The customer is always right and we certainly aim to please by going the extra mile and never, ever saying the word "No" if we can possibly help it.
Of course, you may be doing more harm than good if you don't identify the Three Customers You Shouldn't Serve. Yes, dear reader, I'm recommending you don't do business with these folks if you can help it. *GASP*
1. They want what you can't deliver well.
You wouldn't call a pizza place to buy a couch, go to a dentist for an oil change, or send your aqua-phobic dog to the dry cleaners for a bath would you? Of course not, but some customers want us to deliver far more than we ought to.
I recently had to replace the fabric on a lounge chair. I called Saddleback, the store that sold it to me, and they referred me to Tyler Uselman, an independent contractor. They knew they weren't experts at patio furniture repair, but Tyler was. He came out to my house, did a great job on the repair, and I'm now very happy with both Tyler and Saddleback. By the way, Tyler's a whiz and charges very fair prices, so email him if your patio furniture needs sprucing up.

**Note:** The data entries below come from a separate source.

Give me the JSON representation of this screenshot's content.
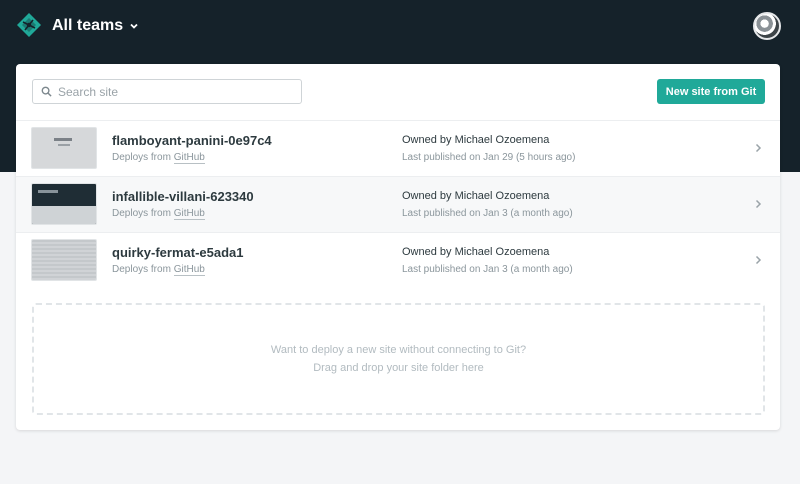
{
  "header": {
    "team_label": "All teams",
    "colors": {
      "background": "#15222a",
      "logo": "#20a999"
    }
  },
  "toolbar": {
    "search_placeholder": "Search site",
    "new_site_label": "New site from Git",
    "accent": "#20a999"
  },
  "sites": [
    {
      "name": "flamboyant-panini-0e97c4",
      "deploys_prefix": "Deploys from ",
      "deploys_source": "GitHub",
      "owner": "Owned by Michael Ozoemena",
      "published": "Last published on Jan 29 (5 hours ago)"
    },
    {
      "name": "infallible-villani-623340",
      "deploys_prefix": "Deploys from ",
      "deploys_source": "GitHub",
      "owner": "Owned by Michael Ozoemena",
      "published": "Last published on Jan 3 (a month ago)"
    },
    {
      "name": "quirky-fermat-e5ada1",
      "deploys_prefix": "Deploys from ",
      "deploys_source": "GitHub",
      "owner": "Owned by Michael Ozoemena",
      "published": "Last published on Jan 3 (a month ago)"
    }
  ],
  "dropzone": {
    "line1": "Want to deploy a new site without connecting to Git?",
    "line2": "Drag and drop your site folder here"
  },
  "icons": {
    "logo": "netlify-logo-icon",
    "team_chevron": "chevron-down-icon",
    "search": "search-icon",
    "row_arrow": "chevron-right-icon"
  }
}
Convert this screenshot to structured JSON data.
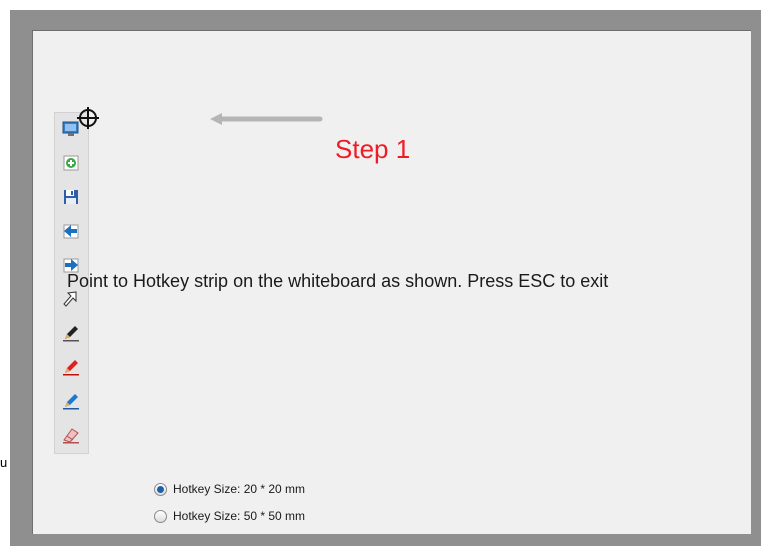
{
  "step_label": "Step 1",
  "instruction": "Point to Hotkey strip on the whiteboard as shown. Press ESC to exit",
  "hotkey_options": [
    {
      "label": "Hotkey Size: 20 * 20 mm",
      "selected": true
    },
    {
      "label": "Hotkey Size: 50 * 50 mm",
      "selected": false
    }
  ],
  "stray_char": "u",
  "hotkey_tools": [
    {
      "name": "display-icon"
    },
    {
      "name": "new-page-icon"
    },
    {
      "name": "save-icon"
    },
    {
      "name": "previous-page-icon"
    },
    {
      "name": "next-page-icon"
    },
    {
      "name": "pointer-icon"
    },
    {
      "name": "black-pen-icon"
    },
    {
      "name": "red-pen-icon"
    },
    {
      "name": "blue-pen-icon"
    },
    {
      "name": "eraser-icon"
    }
  ],
  "colors": {
    "frame": "#8f8f8f",
    "canvas": "#f0f0f0",
    "step_text": "#ee1c24",
    "arrow": "#b5b5b5"
  }
}
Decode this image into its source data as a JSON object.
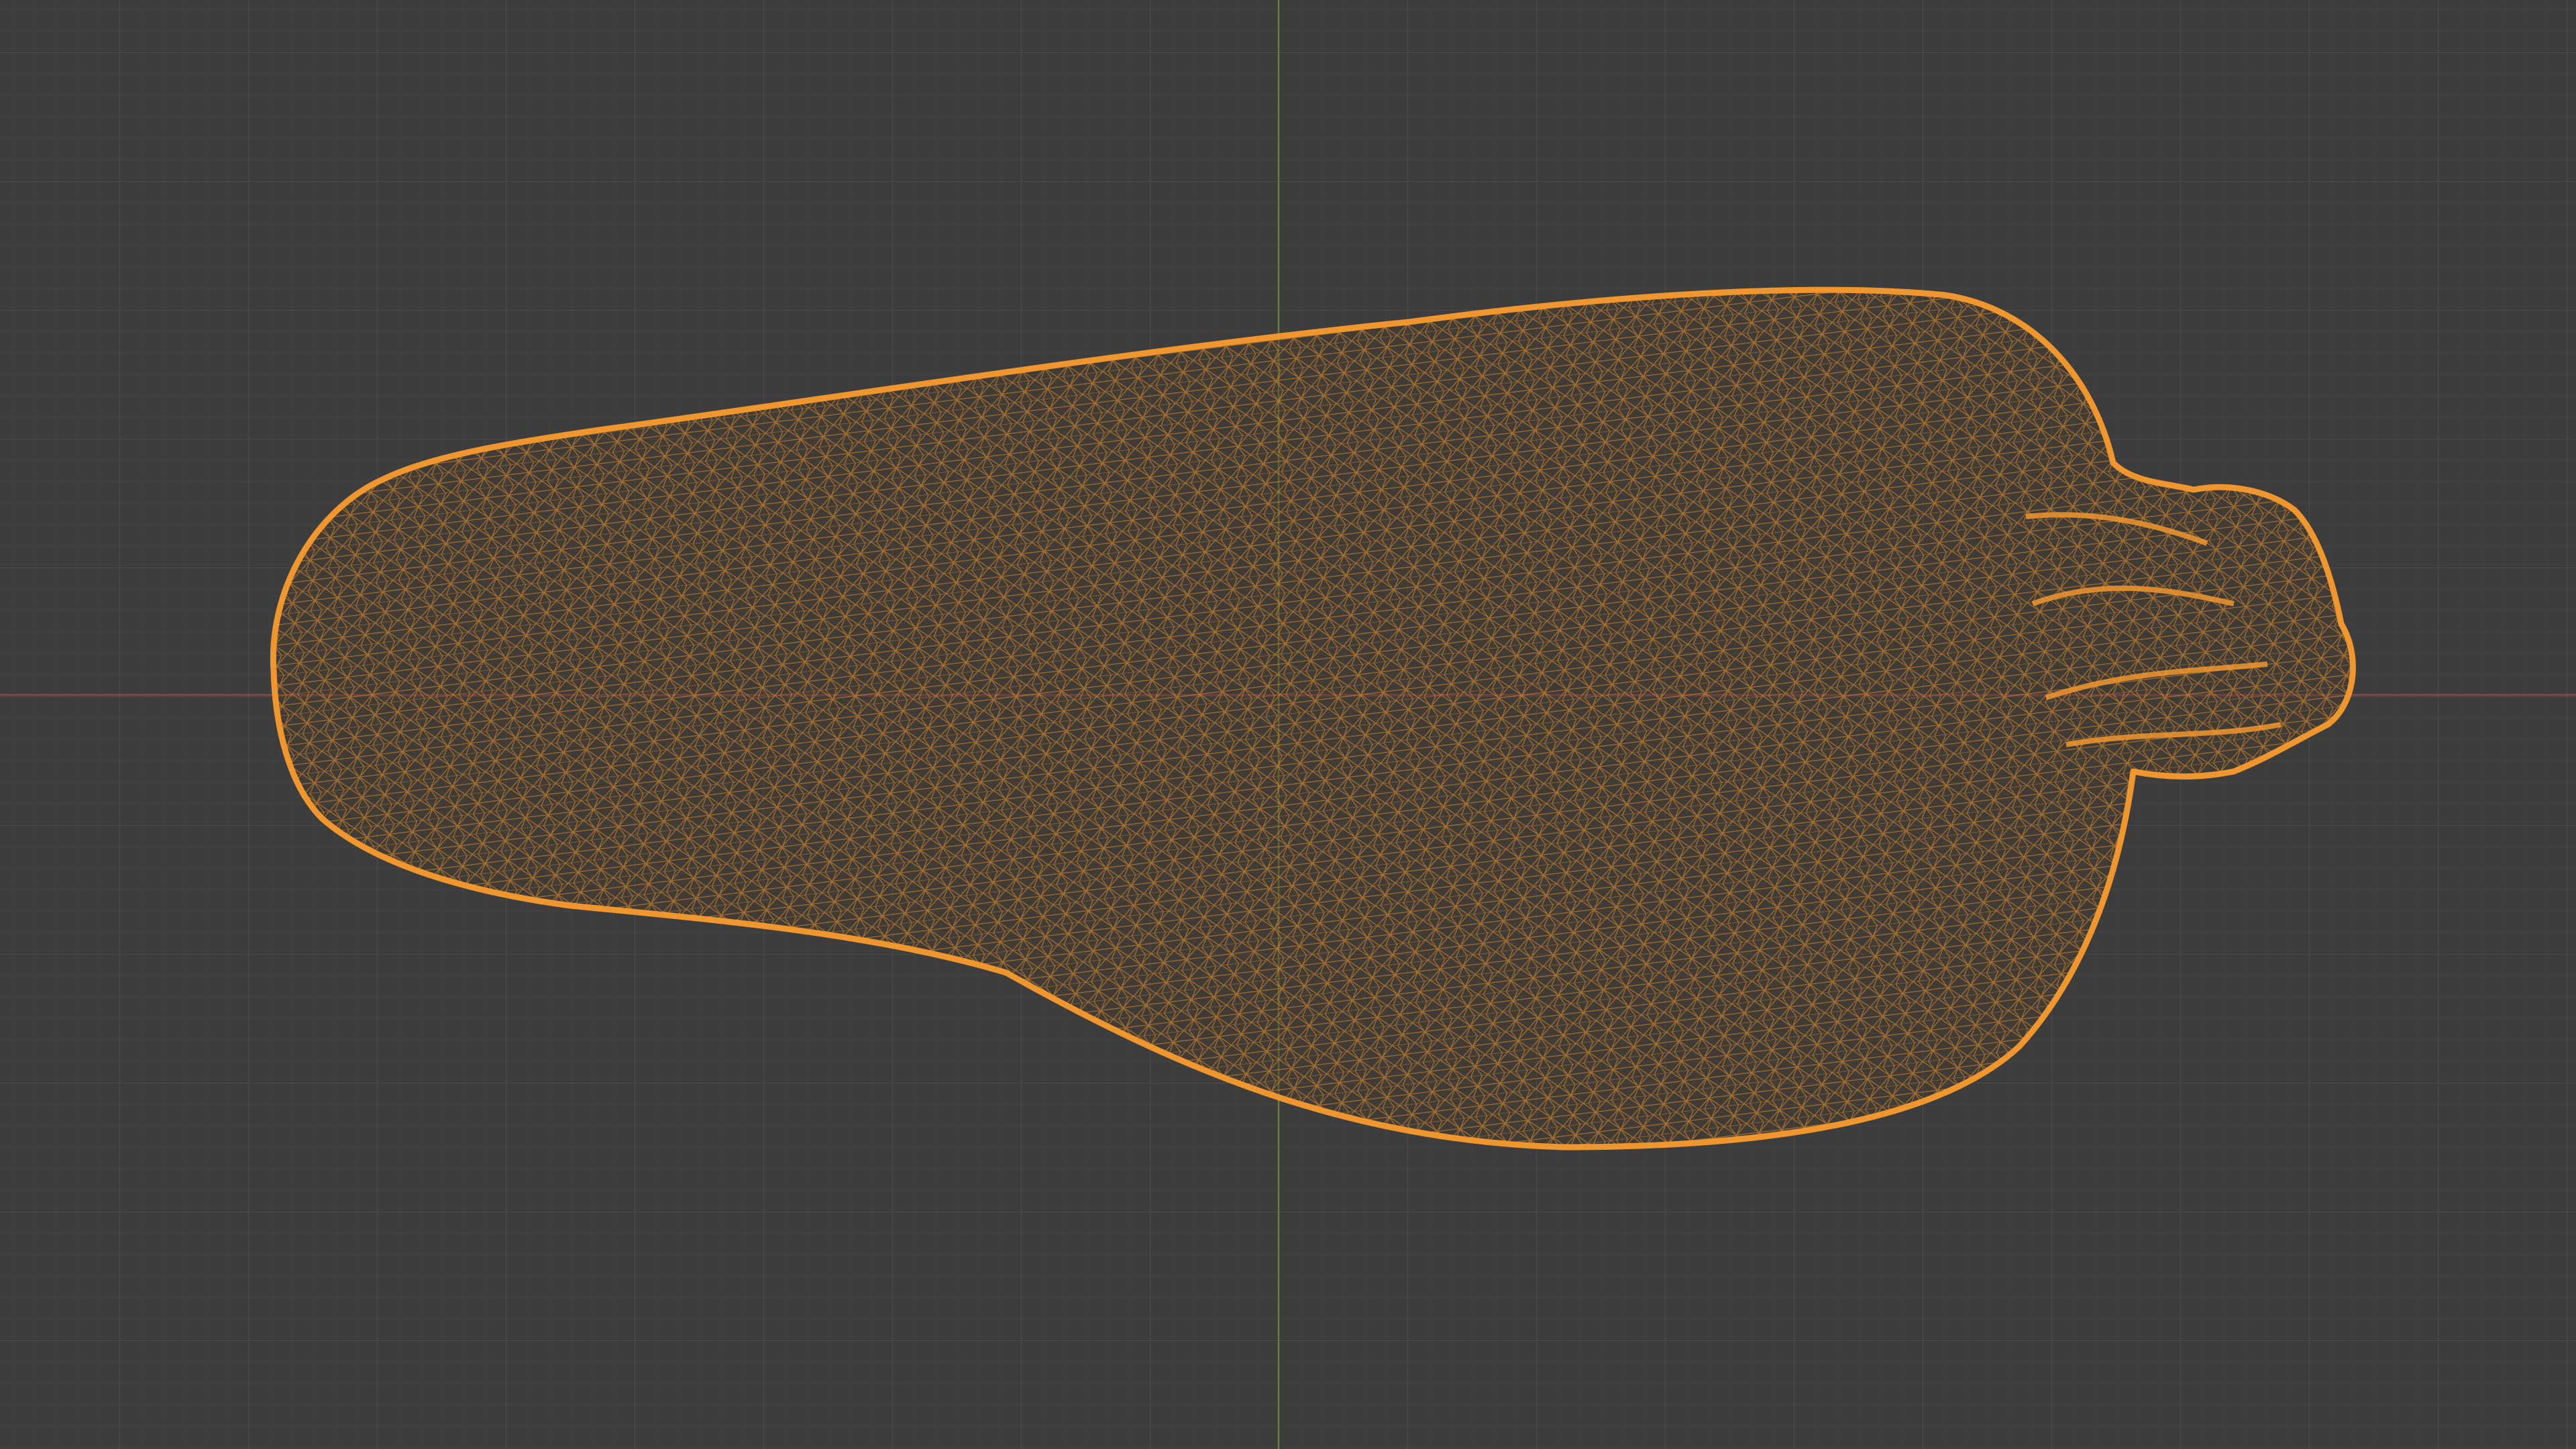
{
  "viewport": {
    "mode": "wireframe",
    "background_color": "#3d3d3d",
    "grid": {
      "visible": true,
      "minor_color": "#454545",
      "major_color": "#4c4c4c"
    },
    "axes": {
      "x_axis_color": "#8a4848",
      "y_axis_color": "#6b7a3a"
    }
  },
  "object": {
    "name_icon": "mesh-icon",
    "shape": "squash / gourd",
    "wire_color": "#f0962e",
    "selected": true
  }
}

2. You can't serve them profitably.
Any smart business will take on a few expenses in the interest of customer goodwill, but you still need to make money on customers over the long run. It's best to end the relationship if your margins are so thin or your service costs are so high that you'll never make a profit.
I once had a client who often caused delays, additional expenses, and required additional time to complete projects for them. Since I was paid a flat rate per project, these unanticipated items made the work unprofitable over the long run. To top if off, the client typically paid late, so I usually had to spend more time chasing down their accounts payable department. I executed my duties to the best of my abilities, but we gracefully parted ways once our contract was up.
3. They are abusive.
There are certainly situations where customers have a right to be angry, but there's never an excuse for a customer to verbally abuse one of your employees. Curse words, insults, and threats have no place in customer service, even if they are coming from the customer.
Sadly, business owners and managers can be tempted to let a profitable customer get away with a little employee abuse. This short-sighted approach can lead to poor productivity, employee turnover, or worse yet, an employee lawsuit.